August 26, 2018 - To whom shall we go?

Jesus then said to the Twelve, "Do you also want to leave?" Simon Peter answered him, "Master, to whom shall we go? You have the words of eternal life. We have come to believe and are convinced that you are the Holy One of God."

John 6

Why attend Mass?  Does it make sense to stop attending Mass in response to institutional scandal?

Certainly, part of the reason many attend Mass is to hear an educated voice interpret the Scriptures and challenge us to live the well-lived, whole, abundant life informed by a lifetime of serious commitment to spiritual thought and discipline.  Faith that the Church is effectively identifying and developing such voices has certainly been damaged.  To be blunt, although it has done a better job of weeding out predators among its ranks in the last decade, that is a ridiculously low bar.

On the other hand, as I argued in my book, Faith on a Stone Foundation, there is much, much more going on at Mass than a lecture.

Presumably we attend Mass because we believe it is good for us – an integral part of living the well-lived life.  Presumably we attend Mass because we believe something is done there that connects us to the divine in a way that we are humble enough to know we can’t accomplish on our own. Spirituality and community are not separable.  In today’s Gospel the apostles stay – not because they are commanded to, nor out of loyalty – but out of self-interest.

What is the fundamental problem and how can it be resolved?

The Church’s commitment to celibacy is often cited as the root of the problem.  Celibacy among the clergy is not a command from God. Nor does it come from antiquated notions of purity. (And, no, it’s not a ploy to keep priests from dividing up Church property among heirs.  It is, after all, Church property.)  It is one of several disciplines almost universally observed by clergy across religions, including Hinduism, Buddhism, Jainism, and Taoism. Historical Judaism had the Nazarite vow. Confucianism requires celibacy while mourning. Only Protestantism and Islam have no tradition of it. It is one of several disciplines uniformly observed those who dedicate themselves, either temporarily or permanently, to a completely focused religious life.  It inevitably goes hand-in-hand with a commitment to other expressions of asceticism: eating sparingly and fasting periodically, avoiding alcohol, living as simply and gently as possible, living communally, relying on alms, avoiding excessive engagement with the world, etc..  For thousands of years and across virtually every culture, it has been asserted that asceticism leads to spiritual insight worth sharing. 

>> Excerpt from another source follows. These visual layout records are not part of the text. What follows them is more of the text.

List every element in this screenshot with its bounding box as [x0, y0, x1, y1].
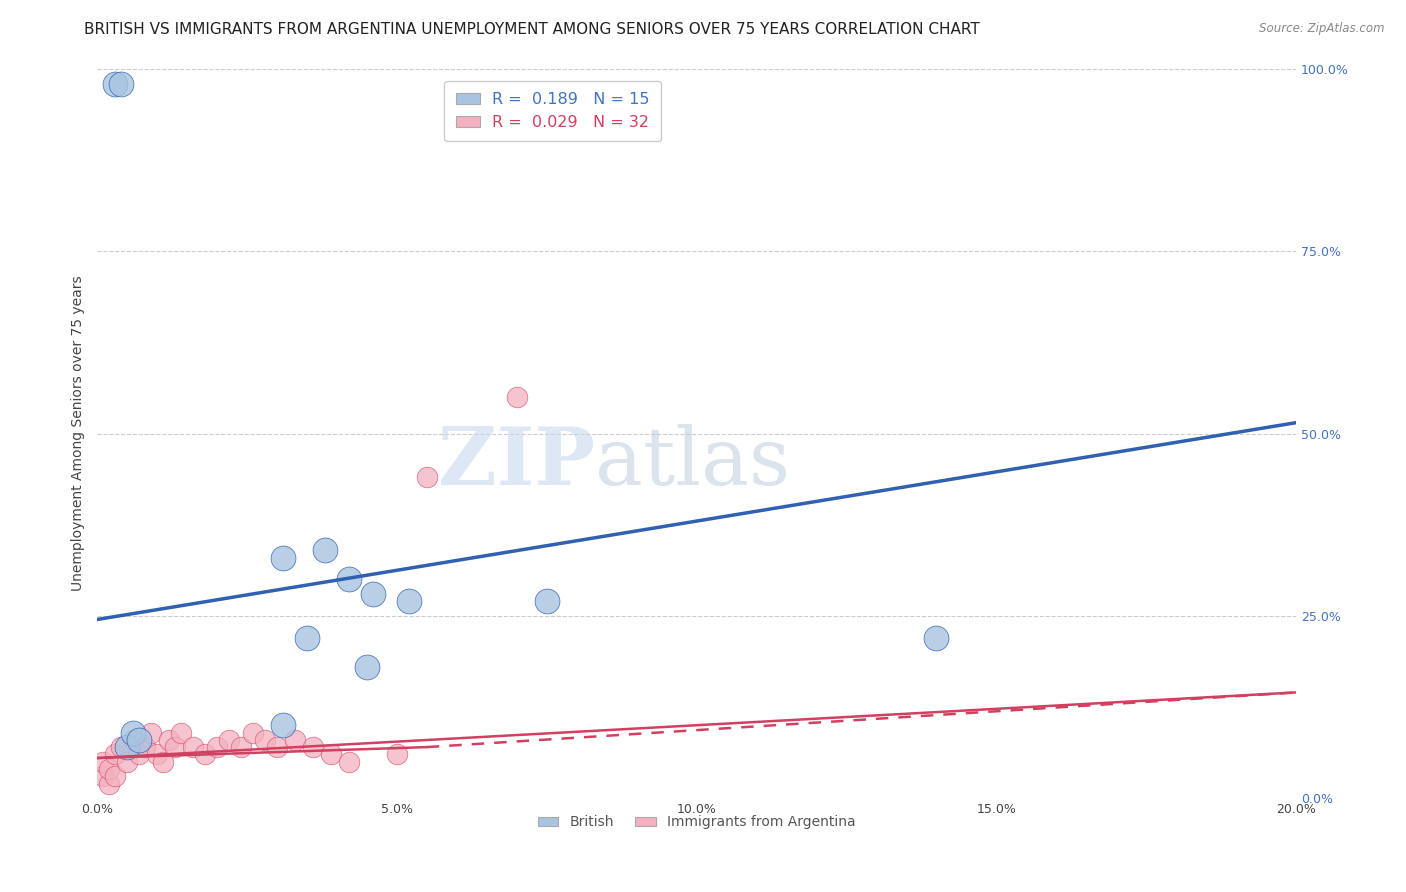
Point: [284, 732, 307, 747]
Point: [398, 594, 420, 608]
Point: [139, 725, 162, 739]
Point: [385, 747, 408, 762]
Point: [271, 718, 294, 732]
Text: Source: ZipAtlas.com: Source: ZipAtlas.com: [1260, 22, 1385, 36]
Point: [266, 740, 288, 755]
Y-axis label: Unemployment Among Seniors over 75 years: Unemployment Among Seniors over 75 years: [72, 276, 86, 591]
Point: [229, 740, 252, 755]
Point: [110, 740, 132, 755]
Point: [146, 747, 169, 762]
Point: [104, 77, 127, 91]
Point: [128, 732, 150, 747]
Point: [319, 747, 342, 762]
Point: [134, 740, 156, 755]
Text: atlas: atlas: [595, 424, 790, 502]
Point: [104, 769, 127, 783]
Point: [506, 390, 529, 404]
Text: ZIP: ZIP: [437, 424, 595, 502]
Point: [337, 755, 360, 769]
Point: [122, 725, 145, 739]
Point: [157, 732, 180, 747]
Point: [536, 594, 558, 608]
Point: [110, 77, 132, 91]
Legend: British, Immigrants from Argentina: British, Immigrants from Argentina: [531, 810, 860, 835]
Point: [416, 470, 439, 484]
Point: [314, 543, 336, 558]
Point: [205, 740, 228, 755]
Text: BRITISH VS IMMIGRANTS FROM ARGENTINA UNEMPLOYMENT AMONG SENIORS OVER 75 YEARS CO: BRITISH VS IMMIGRANTS FROM ARGENTINA UNE…: [84, 22, 980, 37]
Point: [91, 755, 114, 769]
Point: [163, 740, 186, 755]
Point: [356, 660, 378, 674]
Point: [302, 740, 325, 755]
Point: [253, 732, 276, 747]
Point: [361, 587, 384, 601]
Point: [295, 631, 318, 645]
Point: [98, 762, 121, 776]
Point: [218, 732, 240, 747]
Point: [98, 776, 121, 790]
Point: [91, 769, 114, 783]
Point: [170, 725, 193, 739]
Point: [122, 732, 145, 747]
Point: [181, 740, 204, 755]
Point: [115, 755, 138, 769]
Point: [242, 725, 264, 739]
Point: [152, 755, 174, 769]
Point: [271, 550, 294, 565]
Point: [115, 740, 138, 755]
Point: [194, 747, 217, 762]
Point: [925, 631, 948, 645]
Point: [104, 747, 127, 762]
Point: [337, 573, 360, 587]
Point: [128, 747, 150, 762]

Another virtually universally accepted principle is that asceticism must be practiced consistently and programmatically.  Only then does it have a chance to become second nature, effortless and spontaneous.  Only then does the adherent find spiritual wisdom, and only then can he or she speak with authority. To be celibate but eat without restraint hardly makes sense.

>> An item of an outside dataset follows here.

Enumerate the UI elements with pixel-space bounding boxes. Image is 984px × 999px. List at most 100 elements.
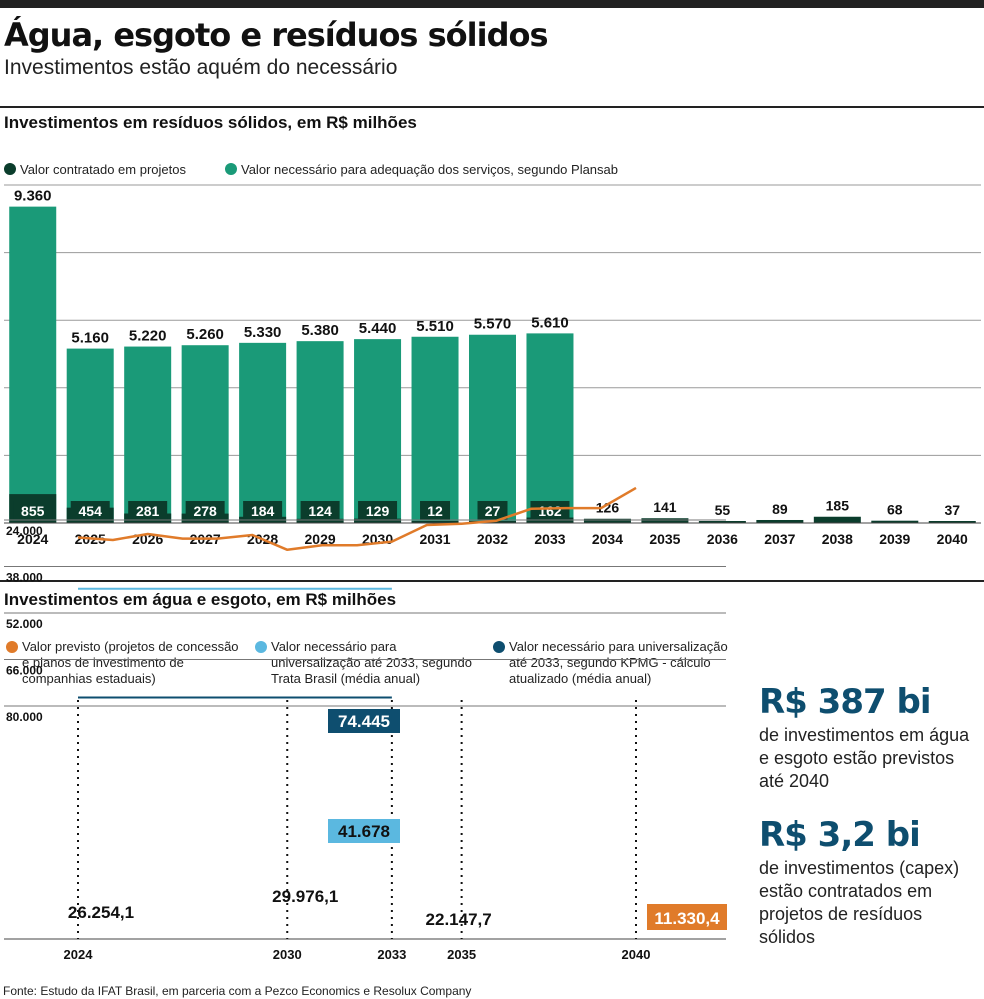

The root of the problem is this: the Church has demanded adherence to some of these as a price of admission, but they cannot be cherrypicked, and they must be motivated by more than mere obedience.  The idea that the Church must dispense with the asceticism altogether is clearly a mistake.

The Church is addressing the symptoms of an exceptionally serious problem.  In the long term, however, I hope the Church rededicates itself to identifying and developing clergy who are committed to the full palette of spiritual disciplines and for the right reasons.